(1.) Brief facts giving rise to this appeal are that Mr. Dharamvir Anand obtained an insurance policy for his daughter Km. Ranjan Anand on 10.5.89 for a sum of Rs.2.00 lacs. The complainant was nominee under the policy. The assured Ranjan Anand died on 15.11.92. The Life Insurance Corporation of India was informed on 16.2.93. The complainant submitted the claim in the prescribed forms A to E alongwith the last premium receipts. On 25.6.93, LIC asked the complainant to submit discharge receipt. It was done. On 3.8.93, however, the complainant received a letter from LIC to the effect that the complainant was entitled only to receive the amount of the premium actually paid without any interest as the policy holder had committed suicide within three years of the commencement of the risk vide Caluse 4b of the Policy. The complainant filed a complaint before the District Forum. The case was contested. On a consideration of the matter, the District Forum held that there was no deficiency in service and accordingly dismissed the complaint. Aggrieved against the order, the complainant has preferred this appeal. Reply has been filed by the respondent. It has been submitted that the proposal for obtaining the insurance policy was submitted on 25.3.90 and the same was accepted by LIC on 31.3.90. It was, however, admitted that the policy has been given effect from a back date namely 10.5.89 at the request of the proposer for purposes of planning his tax liability. It was further stated that the complainant's case had been processed with reasonable despatch and the amount of premium paid by the complainant was offered according to the terms of the policy. This was not acceptable to the complainant and the case was referred to the Central Office for examination by Claims Review Committee comprising one retired Hon'ble Judge of the High Court and three Senior Officers of the respondent Corporation. The said Committee conveyed their decision to pay Rs.2.00 lacs on ex-gratia basis to the complainant vide their letter dated 2.2.95. The complainant, however, declined to accept the said amount.
(2.) We have heard Mr. Amit S. Chaddha, Advocate for the appellant and Mr. A. K. Kaushal, Advocate for the respondent and have carefully gone through the records.

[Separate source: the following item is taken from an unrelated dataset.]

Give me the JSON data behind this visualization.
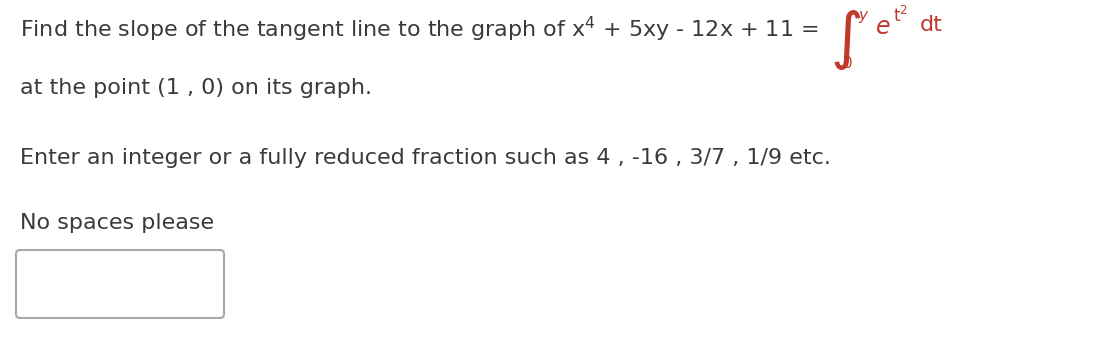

It is not disputed that the policy was given effect from a back date namely, 10.5.89. It is also not disputed that this is permissible by law. The contention of Mr. Chaddha, learned Counsel for the appellant is that the legal fiction has to be given full effect and that being so, the policy must be deemed to have come into force with effect from 10.5.89 and the period of three years referred to in Clause 4b had expired at the time of death on 15.11.92. Mr. Chaddha highlighted the fact that four annual premiums had been paid before the death of the assured. On behalf of the respondent it was contended that the contract came into being only when the acceptance was communicated to the proposer. In the facts of the present case, Mr. Kaushal pointed that acceptance was conveyed only on 31.3.90. The period of three years according to Mr. Kaushal was, therefore, to be reckoned from the commencement of the risk i. e.31.3.90. The death having occurred in November, 1992 was within three years and the LIC was only liable to pay the actual premium received without any interest. He placed reliance on LIC V/s. Raja Vasi Reddy Komala Valli Kamba and Others, 1984 AIR(SC) 1014,
(3.) We have given our careful consideration to the respective submissions. We find no merit in the contention of Mr. Kaushal for the simple reason that the contract of insurance undoubtedly came into being only when the proposal was accepted on 31.3.90 but one of the terms of the contract was that the same shall be given effect from a back date namely 10.5.89. On the completion of the contract, therefore, all terms of the contract including the term for giving backdated effect came into force and the contract must be deemed to have come into being with effect from 10.5.89. Our above conclusion finds support from a decision of the Supreme Court in M. Venugopal V/s. Divisional Manager, Life Insurance Corporation of India,1984 2 SCC 323. With regard to the effect of deeming clause, their Lordships laid down as under: "the effect of a deeming clause is well- known. Legislature can introduce a statutory fiction and Courts have to proceed on the assumption that such state of affairs exists on the relevant date. In this connection, one is often reminded of what was said by Lord Asquith in the case East End Dwellings Co. Ltd. V/s. Finsbury Borough Council that when one is bidden to treat an imaginary state of affairs as real, he must surely, unless prohibited from doing so, also imagine as real the consequences and incidents which inevitably have flowed from it - one must not permit his "imagination to boggle" when it comes to the inevitable corollaries of that state of affairs".